En fait, la Suisse est un cas particulier à trois égards:

Premièrement, il y existe la démocratie directe. Les experts écrivent: «Les problèmes qui surviennent dans le cadre de la démocratie directe en Suisse ne trouvent en tant que tels pas de pendants directs ou indirects dans les pays de comparaison».

Concrètement, il s’agit d’initiatives populaires qui contreviennent au droit international. Par exemple, l’interdiction de construire des minarets n’est peut-être pas compatible avec la liberté de religion qui est garantie dans différents accords internationaux – il n’existe pas encore de décisions de justice à ce propos. Ce n’est que lorsqu’une initiative populaire contrevient au droit international contraignant ou qu’elle ne respecte par l’unité de forme et de matière qu’elle peut être dès le départ invalidée. Mais jusqu’à présent, ce n’est que très rarement arrivé.

Deuxièmement, il faut mentionner l’absence de juridiction constitutionnelle. La Suisse ne dispose pas d’une Cours constitutionnelle qui contrôle la compatibilité des nouvelles lois avec la Constitution. Les lois fédérales qui enfreignent la Constitution doivent donc être appliquées par les tribunaux.
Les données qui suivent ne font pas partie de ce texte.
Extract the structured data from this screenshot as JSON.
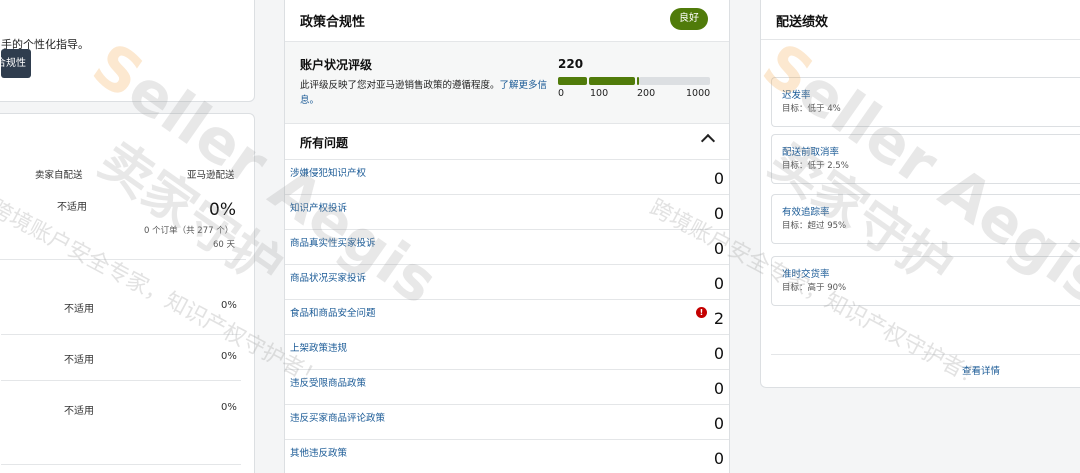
{
  "left_top": {
    "guide_text": "手的个性化指导。",
    "button_label": "合规性"
  },
  "left_main": {
    "col_seller": "卖家自配送",
    "col_amazon": "亚马逊配送",
    "summary": {
      "seller_value": "不适用",
      "amazon_percent": "0%",
      "orders_note": "0 个订单（共 277 个）",
      "days": "60 天"
    },
    "rows": [
      {
        "seller": "不适用",
        "amazon": "0%"
      },
      {
        "seller": "不适用",
        "amazon": "0%"
      },
      {
        "seller": "不适用",
        "amazon": "0%"
      }
    ]
  },
  "policy": {
    "title": "政策合规性",
    "status_badge": "良好",
    "rating": {
      "title": "账户状况评级",
      "description": "此评级反映了您对亚马逊销售政策的遵循程度。",
      "learn_more": "了解更多信息。",
      "score": "220",
      "ticks": [
        "0",
        "100",
        "200",
        "1000"
      ],
      "bar_colors": [
        "#507b0a",
        "#507b0a",
        "#507b0a",
        "#dcdfe2"
      ]
    },
    "issues_title": "所有问题",
    "issues": [
      {
        "label": "涉嫌侵犯知识产权",
        "count": "0"
      },
      {
        "label": "知识产权投诉",
        "count": "0"
      },
      {
        "label": "商品真实性买家投诉",
        "count": "0"
      },
      {
        "label": "商品状况买家投诉",
        "count": "0"
      },
      {
        "label": "食品和商品安全问题",
        "count": "2",
        "alert": "!"
      },
      {
        "label": "上架政策违规",
        "count": "0"
      },
      {
        "label": "违反受限商品政策",
        "count": "0"
      },
      {
        "label": "违反买家商品评论政策",
        "count": "0"
      },
      {
        "label": "其他违反政策",
        "count": "0"
      }
    ]
  },
  "shipping": {
    "title": "配送绩效",
    "metrics": [
      {
        "label": "迟发率",
        "target": "目标：低于 4%"
      },
      {
        "label": "配送前取消率",
        "target": "目标：低于 2.5%"
      },
      {
        "label": "有效追踪率",
        "target": "目标：超过 95%"
      },
      {
        "label": "准时交货率",
        "target": "目标：高于 90%"
      }
    ],
    "view_details": "查看详情"
  },
  "watermark": {
    "brand": "Seller Aegis",
    "brand_first": "S",
    "brand_rest": "eller Aegis",
    "cn": "卖家守护",
    "slogan": "跨境账户安全专家，知识产权守护者！"
  }
}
Le Tribunal fédéral atténue cette situation en n’appliquant pas les lois fédérales qui violent les droits de l’homme de la Convention européenne des droits de l’homme (CEDH). Comme les droits de l’homme et les droits fondamentaux contenus dans la Constitution suisse sont pratiquement équivalents, il en résulte une «quasi juridiction constitutionnelle» dans le domaine des droits de l’homme. La protection internationale des droits de l’homme est sur ce point plus importante pour la Suisse que pour d’autres pays. La «quasi juridiction constitutionnelle» cesserait peut-être en cas de dénonciation de la CEDH – ce que craignent les opposants à l’initiative pour l’autodétermination.

Troisièmement, la Suisse n’est pas membre de l’Union européenne. La Suisse ne connaît donc pas (encore) la primauté automatique du droit communautaire sur le droit national. Les accords bilatéraux conclus avec l’UE précisent quelles parties du droit communautaire valent aussi pour la Suisse. Un accord-cadre est actuellement discuté avec l’UE, qui consisterait à relier tous les accords bilatéraux, de sorte que toute modification du droit européen ne doive pas être laborieusement renégociée avec la Suisse, mais adoptée «dynamiquement» par la Suisse. Si ce n’est pas le cas, on peut s’attendre à ce que l’UE prenne des mesures de rétorsion.